As marés rodearam-me

Tenho no coração um colar de oiro     líquido

Água a boiar       nenúfar cor de céu

A alegria e as palavras de encantar existem no lugar onde me habito!

14 de março de 2010

O meu horizonte molhado visto da minha janela



olhares.aeiou.pt/ilheu_das_cabras_foto2064518

Ilha é este gesto que abro nos dedos,

Em marés coalhadas de água e sal,

É roçar o sorriso no gosto do mundo,

Quando no peito nascem asas

E flor á pele dos sentidos, gaivotas,

Ilha, gota de terra, que desmaia sempre...

7 de março de 2010

Tia Adelaide (Tia Baida)

     
       A uma mulher extraordinária que habitou a minha infância, e que do mundo mágico que era o seu quarto, do alto do leito que a aprisionava, da sua cama de dossel, ensinou-me que não existem grades quando na imaginação temos asas, no pensamento aves, e nas palavras encantos.
       Que bom ainda é fazeres parte das memórias da história da minha vida...!

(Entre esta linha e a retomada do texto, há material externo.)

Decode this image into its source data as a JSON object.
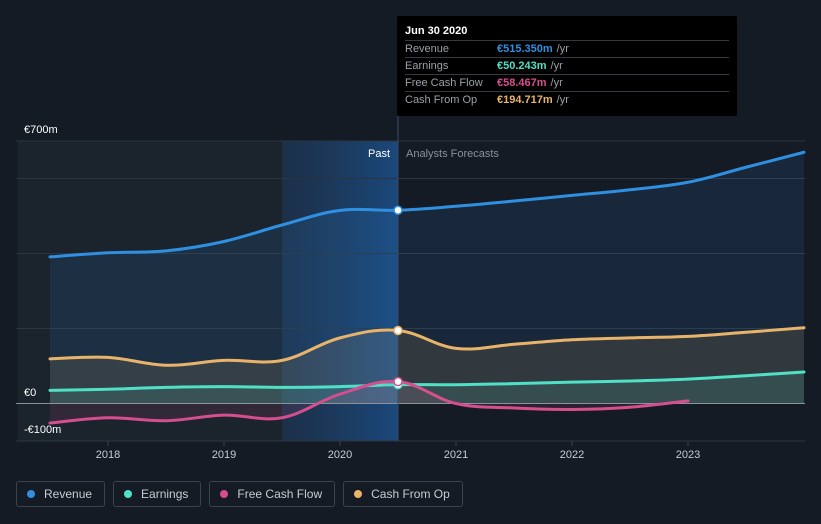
{
  "chart_data": {
    "type": "area",
    "currency": "€",
    "x_domain": [
      2017.5,
      2024.0
    ],
    "ylim": [
      -100,
      700
    ],
    "y_tick_labels": [
      {
        "value": 700,
        "label": "€700m"
      },
      {
        "value": 0,
        "label": "€0"
      },
      {
        "value": -100,
        "label": "-€100m"
      }
    ],
    "gridlines_y": [
      700,
      600,
      400,
      200,
      0,
      -100
    ],
    "x_ticks": [
      {
        "value": 2018,
        "label": "2018"
      },
      {
        "value": 2019,
        "label": "2019"
      },
      {
        "value": 2020,
        "label": "2020"
      },
      {
        "value": 2021,
        "label": "2021"
      },
      {
        "value": 2022,
        "label": "2022"
      },
      {
        "value": 2023,
        "label": "2023"
      }
    ],
    "divider_x": 2020.5,
    "past_highlight_start": 2019.5,
    "past_label": "Past",
    "forecast_label": "Analysts Forecasts",
    "series": [
      {
        "name": "Revenue",
        "color": "#2f8fe0",
        "fill": true,
        "x": [
          2017.5,
          2018.0,
          2018.5,
          2019.0,
          2019.5,
          2020.0,
          2020.5,
          2021.0,
          2021.5,
          2022.0,
          2022.5,
          2023.0,
          2023.5,
          2024.0
        ],
        "values": [
          391,
          402,
          407,
          432,
          476,
          515,
          515.35,
          526,
          540,
          555,
          570,
          590,
          630,
          670
        ]
      },
      {
        "name": "Cash From Op",
        "color": "#e9b46a",
        "fill": true,
        "x": [
          2017.5,
          2018.0,
          2018.5,
          2019.0,
          2019.5,
          2020.0,
          2020.5,
          2021.0,
          2021.5,
          2022.0,
          2022.5,
          2023.0,
          2023.5,
          2024.0
        ],
        "values": [
          119,
          123,
          102,
          115,
          115,
          175,
          194.717,
          147,
          158,
          170,
          175,
          179,
          190,
          202
        ]
      },
      {
        "name": "Earnings",
        "color": "#4fe0c6",
        "fill": true,
        "x": [
          2017.5,
          2018.0,
          2018.5,
          2019.0,
          2019.5,
          2020.0,
          2020.5,
          2021.0,
          2021.5,
          2022.0,
          2022.5,
          2023.0,
          2023.5,
          2024.0
        ],
        "values": [
          35,
          38,
          43,
          45,
          43,
          45,
          50.243,
          50,
          53,
          57,
          60,
          65,
          74,
          84
        ]
      },
      {
        "name": "Free Cash Flow",
        "color": "#d54f8e",
        "fill": true,
        "x": [
          2017.5,
          2018.0,
          2018.5,
          2019.0,
          2019.5,
          2020.0,
          2020.5,
          2021.0,
          2021.5,
          2022.0,
          2022.5,
          2023.0
        ],
        "values": [
          -52,
          -38,
          -46,
          -31,
          -38,
          25,
          58.467,
          0,
          -12,
          -16,
          -10,
          7
        ]
      }
    ]
  },
  "tooltip": {
    "date": "Jun 30 2020",
    "unit": "/yr",
    "rows": [
      {
        "label": "Revenue",
        "value": "€515.350m",
        "color": "#2f8fe0"
      },
      {
        "label": "Earnings",
        "value": "€50.243m",
        "color": "#4fe0c6"
      },
      {
        "label": "Free Cash Flow",
        "value": "€58.467m",
        "color": "#d54f8e"
      },
      {
        "label": "Cash From Op",
        "value": "€194.717m",
        "color": "#e9b46a"
      }
    ]
  },
  "legend": [
    {
      "label": "Revenue",
      "color": "#2f8fe0"
    },
    {
      "label": "Earnings",
      "color": "#4fe0c6"
    },
    {
      "label": "Free Cash Flow",
      "color": "#d54f8e"
    },
    {
      "label": "Cash From Op",
      "color": "#e9b46a"
    }
  ]
}
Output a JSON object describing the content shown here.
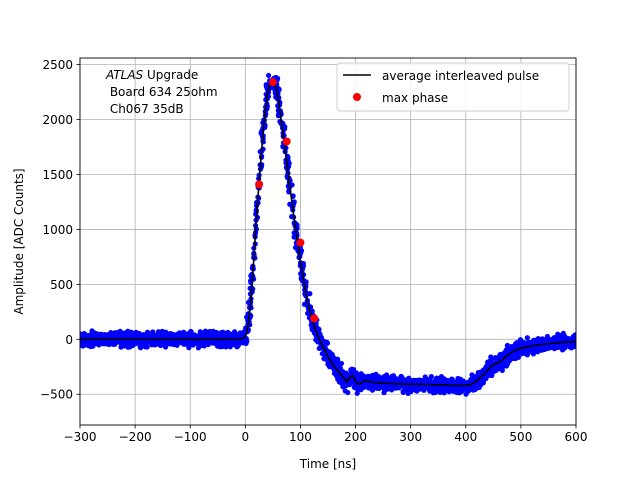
{
  "chart_data": {
    "type": "scatter",
    "title": "",
    "xlabel": "Time [ns]",
    "ylabel": "Amplitude [ADC Counts]",
    "xlim": [
      -300,
      600
    ],
    "ylim": [
      -780,
      2560
    ],
    "xticks": [
      -300,
      -200,
      -100,
      0,
      100,
      200,
      300,
      400,
      500,
      600
    ],
    "yticks": [
      -500,
      0,
      500,
      1000,
      1500,
      2000,
      2500
    ],
    "xtick_labels": [
      "−300",
      "−200",
      "−100",
      "0",
      "100",
      "200",
      "300",
      "400",
      "500",
      "600"
    ],
    "ytick_labels": [
      "−500",
      "0",
      "500",
      "1000",
      "1500",
      "2000",
      "2500"
    ],
    "grid": true,
    "legend_position": "top-right",
    "annotation": {
      "italic": "ATLAS",
      "line1_rest": " Upgrade",
      "line2": " Board 634 25ohm",
      "line3": " Ch067 35dB"
    },
    "series": [
      {
        "name": "",
        "kind": "scatter",
        "color": "#0000ff",
        "description": "individual samples (dense band around average pulse)",
        "noise_band": 55
      },
      {
        "name": "average interleaved pulse",
        "kind": "line",
        "color": "#000000",
        "x": [
          -300,
          -250,
          -200,
          -150,
          -100,
          -50,
          -10,
          0,
          5,
          10,
          15,
          20,
          25,
          30,
          35,
          40,
          45,
          50,
          55,
          60,
          65,
          70,
          75,
          80,
          85,
          90,
          95,
          100,
          105,
          110,
          115,
          120,
          125,
          130,
          140,
          150,
          160,
          170,
          180,
          185,
          190,
          195,
          200,
          205,
          210,
          215,
          220,
          230,
          240,
          250,
          275,
          300,
          325,
          350,
          375,
          400,
          410,
          420,
          430,
          440,
          450,
          460,
          470,
          480,
          490,
          500,
          520,
          540,
          560,
          580,
          600
        ],
        "y": [
          0,
          0,
          0,
          0,
          0,
          0,
          0,
          20,
          120,
          350,
          700,
          1100,
          1430,
          1750,
          2020,
          2230,
          2340,
          2360,
          2310,
          2180,
          2000,
          1810,
          1620,
          1420,
          1230,
          1050,
          880,
          710,
          560,
          420,
          300,
          200,
          120,
          50,
          -60,
          -160,
          -240,
          -300,
          -360,
          -390,
          -340,
          -330,
          -380,
          -410,
          -400,
          -380,
          -380,
          -390,
          -395,
          -400,
          -405,
          -410,
          -410,
          -415,
          -420,
          -420,
          -410,
          -380,
          -330,
          -280,
          -230,
          -210,
          -170,
          -130,
          -100,
          -80,
          -60,
          -45,
          -35,
          -25,
          -20
        ]
      },
      {
        "name": "max phase",
        "kind": "points",
        "color": "#ff0000",
        "x": [
          25,
          50,
          75,
          100,
          125
        ],
        "y": [
          1410,
          2340,
          1800,
          880,
          190
        ]
      }
    ]
  }
}
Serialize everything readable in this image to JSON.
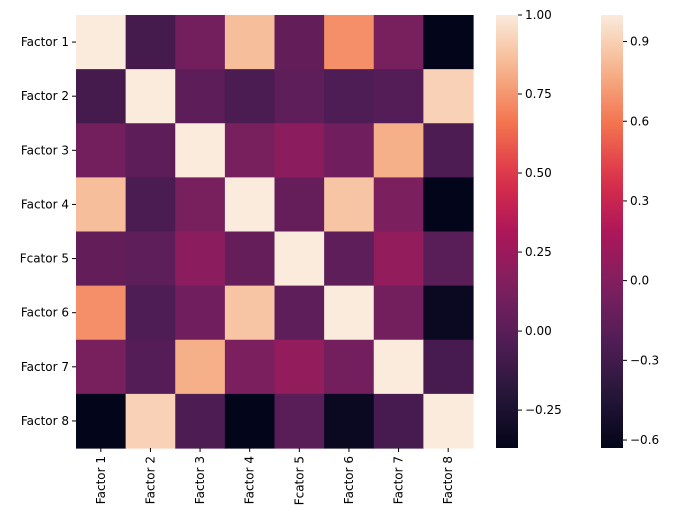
{
  "chart_data": {
    "type": "heatmap",
    "rows": [
      "Factor 1",
      "Factor 2",
      "Factor 3",
      "Factor 4",
      "Fcator 5",
      "Factor 6",
      "Factor 7",
      "Factor 8"
    ],
    "columns": [
      "Factor 1",
      "Factor 2",
      "Factor 3",
      "Factor 4",
      "Fcator 5",
      "Factor 6",
      "Factor 7",
      "Factor 8"
    ],
    "values": [
      [
        1.0,
        -0.08,
        0.1,
        0.86,
        0.04,
        0.73,
        0.12,
        -0.42
      ],
      [
        -0.08,
        1.0,
        0.01,
        -0.06,
        0.02,
        -0.04,
        -0.02,
        0.92
      ],
      [
        0.1,
        0.01,
        1.0,
        0.12,
        0.19,
        0.09,
        0.82,
        -0.05
      ],
      [
        0.86,
        -0.06,
        0.12,
        1.0,
        0.05,
        0.88,
        0.13,
        -0.38
      ],
      [
        0.04,
        0.02,
        0.19,
        0.05,
        1.0,
        0.02,
        0.22,
        0.0
      ],
      [
        0.73,
        -0.04,
        0.09,
        0.88,
        0.02,
        1.0,
        0.1,
        -0.33
      ],
      [
        0.12,
        -0.02,
        0.82,
        0.13,
        0.22,
        0.1,
        1.0,
        -0.07
      ],
      [
        -0.42,
        0.92,
        -0.05,
        -0.38,
        0.0,
        -0.33,
        -0.07,
        1.0
      ]
    ],
    "colormap": "rocket",
    "colorbars": [
      {
        "range": [
          -0.37,
          1.0
        ],
        "ticks": [
          1.0,
          0.75,
          0.5,
          0.25,
          0.0,
          -0.25
        ],
        "tick_labels": [
          "1.00",
          "0.75",
          "0.50",
          "0.25",
          "0.00",
          "−0.25"
        ]
      },
      {
        "range": [
          -0.63,
          1.0
        ],
        "ticks": [
          0.9,
          0.6,
          0.3,
          0.0,
          -0.3,
          -0.6
        ],
        "tick_labels": [
          "0.9",
          "0.6",
          "0.3",
          "0.0",
          "−0.3",
          "−0.6"
        ]
      }
    ],
    "grid": false,
    "title": "",
    "xlabel": "",
    "ylabel": ""
  }
}
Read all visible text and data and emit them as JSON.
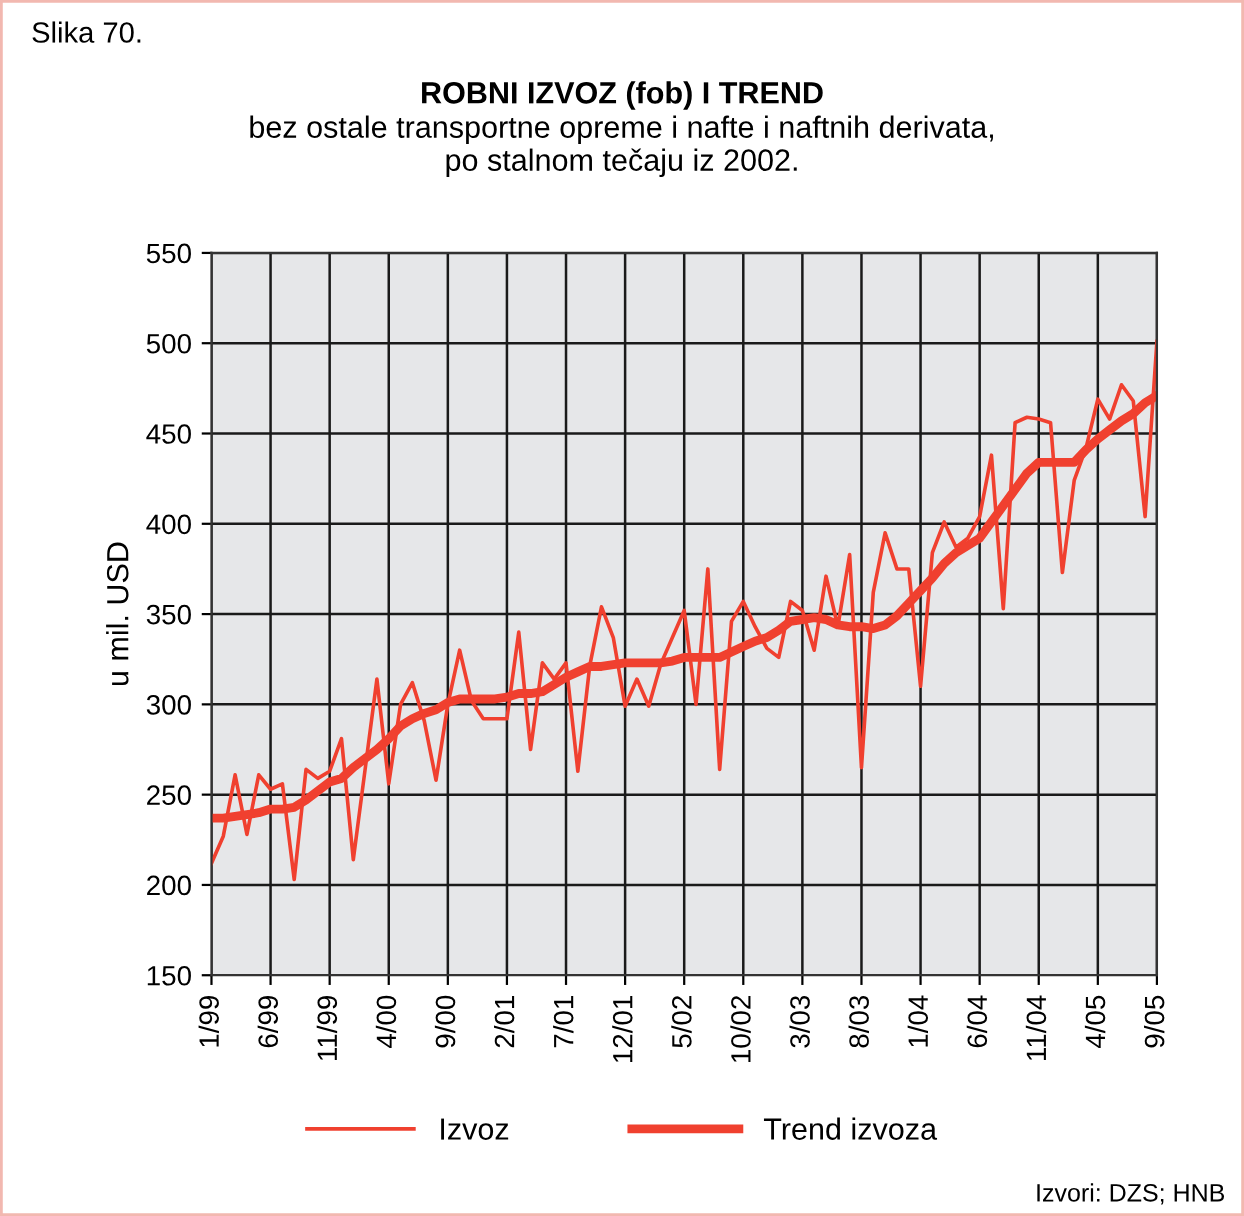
{
  "chart_data": {
    "type": "line",
    "title": "ROBNI IZVOZ (fob) I TREND",
    "subtitle": "bez ostale transportne opreme i nafte i naftnih derivata,\npo stalnom tečaju iz 2002.",
    "ylabel": "u mil. USD",
    "annotations": [
      "Slika 70.",
      "Izvori: DZS; HNB"
    ],
    "categories": [
      "1/99",
      null,
      null,
      null,
      null,
      "6/99",
      null,
      null,
      null,
      null,
      "11/99",
      null,
      null,
      null,
      null,
      "4/00",
      null,
      null,
      null,
      null,
      "9/00",
      null,
      null,
      null,
      null,
      "2/01",
      null,
      null,
      null,
      null,
      "7/01",
      null,
      null,
      null,
      null,
      "12/01",
      null,
      null,
      null,
      null,
      "5/02",
      null,
      null,
      null,
      null,
      "10/02",
      null,
      null,
      null,
      null,
      "3/03",
      null,
      null,
      null,
      null,
      "8/03",
      null,
      null,
      null,
      null,
      "1/04",
      null,
      null,
      null,
      null,
      "6/04",
      null,
      null,
      null,
      null,
      "11/04",
      null,
      null,
      null,
      null,
      "4/05",
      null,
      null,
      null,
      null,
      "9/05"
    ],
    "series": [
      {
        "name": "Izvoz",
        "color": "#f0402f",
        "values": [
          212,
          227,
          261,
          228,
          261,
          253,
          256,
          203,
          264,
          259,
          263,
          281,
          214,
          264,
          314,
          256,
          300,
          312,
          291,
          258,
          300,
          330,
          302,
          292,
          292,
          292,
          340,
          275,
          323,
          314,
          323,
          263,
          321,
          354,
          337,
          299,
          314,
          299,
          322,
          337,
          352,
          300,
          375,
          264,
          346,
          357,
          343,
          331,
          326,
          357,
          352,
          330,
          371,
          343,
          383,
          265,
          362,
          395,
          375,
          375,
          310,
          384,
          401,
          387,
          392,
          404,
          438,
          353,
          456,
          459,
          458,
          456,
          373,
          424,
          442,
          469,
          458,
          477,
          468,
          404,
          501
        ]
      },
      {
        "name": "Trend izvoza",
        "color": "#f0402f",
        "values": [
          237,
          237,
          238,
          239,
          240,
          242,
          242,
          243,
          247,
          252,
          257,
          259,
          265,
          270,
          275,
          281,
          288,
          292,
          295,
          297,
          301,
          303,
          303,
          303,
          303,
          304,
          306,
          306,
          307,
          311,
          315,
          318,
          321,
          321,
          322,
          323,
          323,
          323,
          323,
          324,
          326,
          326,
          326,
          326,
          329,
          332,
          335,
          337,
          341,
          346,
          347,
          348,
          347,
          344,
          343,
          343,
          342,
          344,
          349,
          356,
          363,
          370,
          378,
          384,
          388,
          392,
          401,
          410,
          419,
          428,
          434,
          434,
          434,
          434,
          441,
          447,
          452,
          457,
          461,
          467,
          471
        ]
      }
    ],
    "ylim": [
      150,
      550
    ],
    "yticks": [
      150,
      200,
      250,
      300,
      350,
      400,
      450,
      500,
      550
    ],
    "grid": true,
    "legend": "bottom",
    "marker": "none",
    "line_style": "solid"
  }
}
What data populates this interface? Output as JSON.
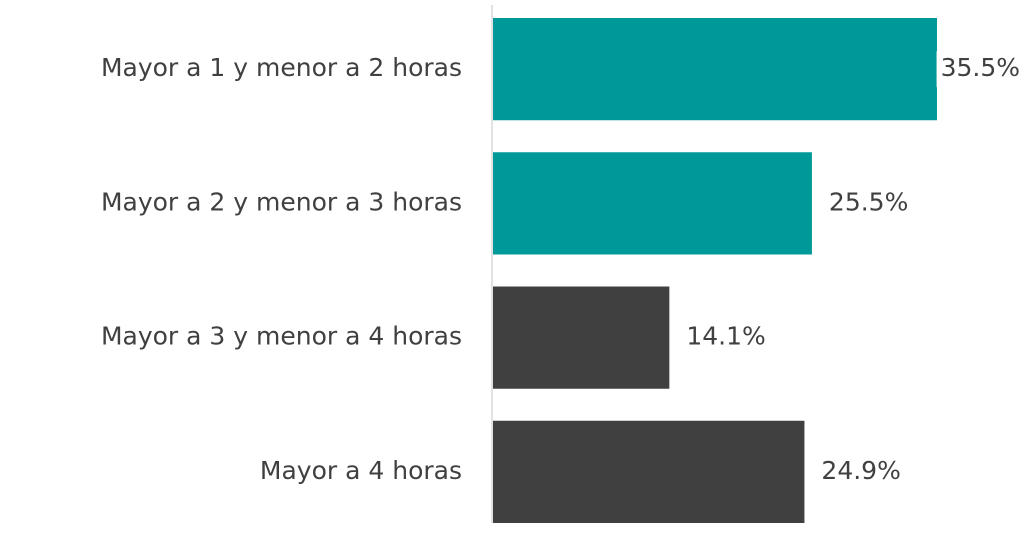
{
  "chart_data": {
    "type": "hbar",
    "categories": [
      "Mayor a 1 y menor a 2 horas",
      "Mayor a 2 y menor a 3 horas",
      "Mayor a 3 y menor a 4 horas",
      "Mayor a 4 horas"
    ],
    "values": [
      35.5,
      25.5,
      14.1,
      24.9
    ],
    "value_labels": [
      "35.5%",
      "25.5%",
      "14.1%",
      "24.9%"
    ],
    "colors": [
      "#009999",
      "#009999",
      "#404040",
      "#404040"
    ]
  }
}
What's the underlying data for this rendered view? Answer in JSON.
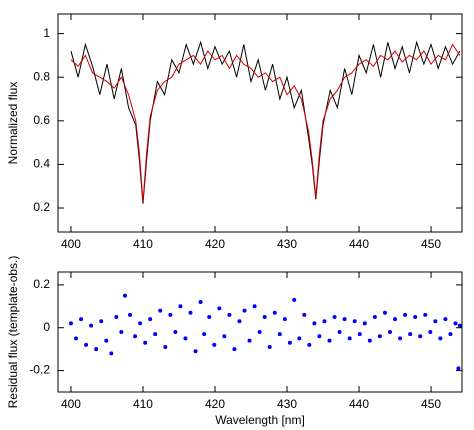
{
  "chart_data": [
    {
      "type": "line",
      "ylabel": "Normalized flux",
      "x": [
        400,
        401,
        402,
        403,
        404,
        405,
        406,
        407,
        408,
        409,
        409.5,
        410,
        410.5,
        411,
        412,
        413,
        414,
        415,
        416,
        417,
        418,
        419,
        420,
        421,
        422,
        423,
        424,
        425,
        426,
        427,
        428,
        429,
        430,
        431,
        432,
        433,
        433.5,
        434,
        434.5,
        435,
        436,
        437,
        438,
        439,
        440,
        441,
        442,
        443,
        444,
        445,
        446,
        447,
        448,
        449,
        450,
        451,
        452,
        453,
        454
      ],
      "series": [
        {
          "color": "#000000",
          "values": [
            0.92,
            0.8,
            0.95,
            0.85,
            0.72,
            0.86,
            0.7,
            0.84,
            0.66,
            0.58,
            0.42,
            0.22,
            0.42,
            0.6,
            0.78,
            0.72,
            0.88,
            0.82,
            0.95,
            0.86,
            0.96,
            0.84,
            0.94,
            0.86,
            0.92,
            0.8,
            0.95,
            0.78,
            0.88,
            0.74,
            0.86,
            0.7,
            0.8,
            0.66,
            0.74,
            0.52,
            0.4,
            0.24,
            0.42,
            0.58,
            0.74,
            0.66,
            0.84,
            0.72,
            0.9,
            0.82,
            0.95,
            0.8,
            0.96,
            0.84,
            0.94,
            0.82,
            0.96,
            0.86,
            0.95,
            0.84,
            0.94,
            0.86,
            0.92
          ]
        },
        {
          "color": "#d40000",
          "values": [
            0.88,
            0.85,
            0.9,
            0.82,
            0.8,
            0.78,
            0.75,
            0.8,
            0.72,
            0.6,
            0.45,
            0.23,
            0.45,
            0.62,
            0.74,
            0.78,
            0.8,
            0.86,
            0.88,
            0.9,
            0.86,
            0.92,
            0.88,
            0.9,
            0.84,
            0.9,
            0.86,
            0.84,
            0.8,
            0.82,
            0.78,
            0.8,
            0.72,
            0.76,
            0.7,
            0.55,
            0.42,
            0.25,
            0.45,
            0.6,
            0.7,
            0.74,
            0.8,
            0.82,
            0.86,
            0.88,
            0.85,
            0.9,
            0.88,
            0.92,
            0.87,
            0.9,
            0.88,
            0.92,
            0.86,
            0.9,
            0.88,
            0.95,
            0.9
          ]
        }
      ],
      "xlim": [
        398.2,
        454.3
      ],
      "xticks": [
        400,
        410,
        420,
        430,
        440,
        450
      ],
      "ylim": [
        0.09,
        1.09
      ],
      "yticks": [
        0.2,
        0.4,
        0.6,
        0.8,
        1
      ]
    },
    {
      "type": "scatter",
      "xlabel": "Wavelength [nm]",
      "ylabel": "Residual flux (template-obs.)",
      "color": "#0000ff",
      "x": [
        400,
        400.7,
        401.4,
        402.1,
        402.8,
        403.5,
        404.2,
        404.9,
        405.6,
        406.3,
        407,
        407.5,
        408.2,
        408.9,
        409.6,
        410.3,
        411,
        411.7,
        412.4,
        413.1,
        413.8,
        414.5,
        415.2,
        415.9,
        416.6,
        417.3,
        418,
        418.5,
        419.2,
        419.9,
        420.6,
        421.3,
        422,
        422.7,
        423.4,
        424.1,
        424.8,
        425.5,
        426.2,
        426.9,
        427.6,
        428.3,
        429,
        429.7,
        430.4,
        431,
        431.7,
        432.4,
        433.1,
        433.8,
        434.5,
        435.2,
        435.9,
        436.6,
        437.3,
        438,
        438.7,
        439.4,
        440.1,
        440.8,
        441.5,
        442.2,
        442.9,
        443.6,
        444.3,
        445,
        445.7,
        446.4,
        447.1,
        447.8,
        448.5,
        449.2,
        449.9,
        450.6,
        451.3,
        452,
        452.7,
        453.4,
        453.8,
        454
      ],
      "values": [
        0.02,
        -0.05,
        0.04,
        -0.08,
        0.01,
        -0.1,
        0.03,
        -0.06,
        -0.12,
        0.05,
        -0.02,
        0.15,
        0.06,
        -0.04,
        0.02,
        -0.07,
        0.04,
        -0.03,
        0.08,
        -0.09,
        0.06,
        -0.02,
        0.1,
        -0.05,
        0.07,
        -0.11,
        0.12,
        -0.03,
        0.05,
        -0.08,
        0.09,
        -0.04,
        0.06,
        -0.1,
        0.03,
        0.08,
        -0.06,
        0.1,
        -0.02,
        0.05,
        -0.09,
        0.07,
        -0.03,
        0.04,
        -0.07,
        0.13,
        -0.05,
        0.06,
        -0.08,
        0.02,
        -0.04,
        0.03,
        -0.06,
        0.05,
        -0.02,
        0.04,
        -0.05,
        0.03,
        -0.03,
        0.02,
        -0.06,
        0.05,
        -0.04,
        0.07,
        -0.02,
        0.04,
        -0.05,
        0.06,
        -0.03,
        0.05,
        -0.04,
        0.06,
        -0.02,
        0.03,
        -0.05,
        0.04,
        -0.03,
        0.02,
        -0.19,
        0.01
      ],
      "xlim": [
        398.2,
        454.3
      ],
      "xticks": [
        400,
        410,
        420,
        430,
        440,
        450
      ],
      "ylim": [
        -0.3,
        0.26
      ],
      "yticks": [
        -0.2,
        0,
        0.2
      ]
    }
  ]
}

       Abria-se na vidraça um rastro de chuva os olhos semeavam silêncios, na rua o caminhar pacífico de quem tem e conhece todos os caminhos.
       Nunca um olhar foi tanto gente!
       Baida fora bonita (ainda o era) tinha percorrido os caminhos da vida com sabedoria, cheia de leveza, cabelo cor de vento, emprestando sons e rituais à sua voz ... e sabia coisas e contava histórias e ria num riso sorriso...
       No canto do mundo que é a sua terra, Baida era uma poalha de estrela.
       A cortina caiu.
       A vida era estranha e magoada... um homem de branco... dois médicos... trinta médicos... e Baida sorria ainda.
       Passeou dentro de si aquela dor de não mais correr, não mais saltar. E a alegria ainda coube no peito dela.
       Retirei-a breve, num poema gerado, eu, de pele porosa... um campo feito... um sobressalto, retomei-a nos dedos cobertos de sal e numa asa, laço de amizade digo-lhe.
       Que é nos seus olhos que habita a vida, ressalta, explode, brilha, comunica e envolve.
       Ela mudava a cor da parede, o lugar da mesa, talvez do quadro, podia mudar tudo, rejuvenescendo a paisagem que tinha dia sim, dia sim, sentir viva e nova para respirar.
       Passaria o tempo contando as flores da almofada que adornava o sofá...
       Ouvindo Beethoven e Bach... ler, conversar...
       Mas quem lhe dizia que tinha duas estrelas no fundo dos olhos, dois lagos sem fundo. E eu, correria louca, inconformada, aprendi dentro deles o verbo esperar, a regar o tempo como flores sedentas com mares de calma e sal.
       Caí no tempo, agitei-me, tentando reunir o sentido íntimo que já tinha adormecido nos dias de turbilhão.
       Toquei-me de palavras caladas e silêncios gritantes.
       Valia a pena.
       Viver só, é duro, viver na penumbra, dói, calar, mata!
       Baida no espaço do tempo dividido em quatro estações, tinha uma outra estranha, mas maravilhosa estação. É pois assim, Baida e o seu quarto, ondulando na esperança dos adultos-meninos que ainda sonham.
       E digo que a ilha e o quarto serão para Baida a minha hortênsia florida, o círculo do sereno existir.
       O mundo da Ilha dos Bravos, cristalizado no mundo dela!

       E tal como ela me ensinou, a melhor maneira de aprender a escrever, é escrevendo, não importa tarde ou cedo... Deixo pois a promessa de vos vir a contar todas as histórias que duas crianças viveram com enorme magia e cumplicidade, orquestradas e “dirigidas” unicamente, pela imaginação e vivacidade desta mulher, que tinha a sabedoria de saber existir.